With a wide variety of test fixtures on the market, you may not need to specify a custom built fixture. We examine key considerations when selecting test fixtures for your next project and explore whether standard or modified fixtures could be best for your application.
There are a number of stages in an electronic product’s lifecycle where testing is prudent, if not essential. When you begin to look for a cost-effective test fixture it’s important to take into account whether you are testing at the development stage or the production stage. Also the size of the printed circuit board (PCB) being tested can make a difference to the test fixture you select.
“Small toggle clamp fixtures or jigs are proving popular amongst Test Engineers looking to test development software rapidly and effectively with little outlay. They are great for up to 15 to 20 probes and are a standard fixture. Slightly more specialised jigs are needed as the PCB size gets smaller as space is generally at a premium on small boards” says Willie Lee, Technical Manager.
While a toggle jig is also useful for simple production testing, where an engineer wants to power up a product for a functional test, more sophisticated fixtures should be considered.
“The next step up from a simple toggle Jig is a Top Cam fixture. These are generally available in standard sizes with options to modify them. A common trend amongst test engineers is to ask for an open frame unit. Essentially, this is a fixture without a base can; this allows more freedom to add a range of switches or product LCD screens on the top plate of the fixture. Top Cam fixtures are often used to test larger PCBs, or units with a higher pin count (up to 100) that would not suit a Toggle Clamp style Jig.” explains Willie.
Where a PCB needs to be tested in a wide variety of locations across the board most Test Engineers look to a Bottom Cam fixture. The operation of these test fixtures allow a higher test probe count and facilitate high precision positioning on the board being tested. Standard Bottom Cam fixtures will accommodate larger PCBS and can incorporate up to 500 probes for precise and comprehensive production testing.
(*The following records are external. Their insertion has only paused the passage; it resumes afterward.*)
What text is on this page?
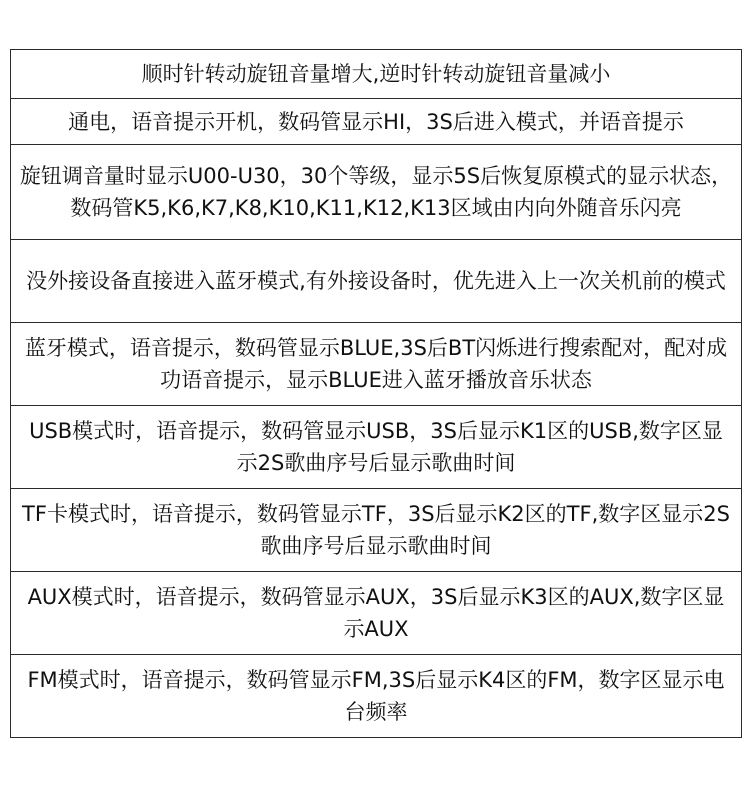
顺时针转动旋钮音量增大,逆时针转动旋钮音量减小
通电，语音提示开机，数码管显示HI，3S后进入模式，并语音提示
旋钮调音量时显示U00-U30，30个等级，显示5S后恢复原模式的显示状态，数码管K5,K6,K7,K8,K10,K11,K12,K13区域由内向外随音乐闪亮
没外接设备直接进入蓝牙模式,有外接设备时，优先进入上一次关机前的模式
蓝牙模式，语音提示，数码管显示BLUE,3S后BT闪烁进行搜索配对，配对成功语音提示，显示BLUE进入蓝牙播放音乐状态
USB模式时，语音提示，数码管显示USB，3S后显示K1区的USB,数字区显示2S歌曲序号后显示歌曲时间
TF卡模式时，语音提示，数码管显示TF，3S后显示K2区的TF,数字区显示2S歌曲序号后显示歌曲时间
AUX模式时，语音提示，数码管显示AUX，3S后显示K3区的AUX,数字区显示AUX
FM模式时，语音提示，数码管显示FM,3S后显示K4区的FM，数字区显示电台频率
“A Bottom Cam fixture not only provides a useful bed of nails type testing arrangement it can also provide a safe environment for testing regimes where high voltages are being used. Test Engineers regularly specify these fixtures with safety covers for high voltage testing and sometimes HiPOT insulation testing where the fixture can be used for both functional testing and a dielectric withstand test,” says Willie.
Test fixture design companies will have a range of standard test fixtures that can be modified to suit your next application. Understanding your testing requirements, the size of your PCB, the number of test points and the voltages you need to test at is all useful information a quality test fixture company will require to recommend the best fixture for your application. Most Test requirements can be met using standard test fixtures, sometimes with minor modifications or refinements. A fully bespoke solution is only required for a very specialised requirement, so it’s worth looking at standard fixtures first as this can offer significant savings.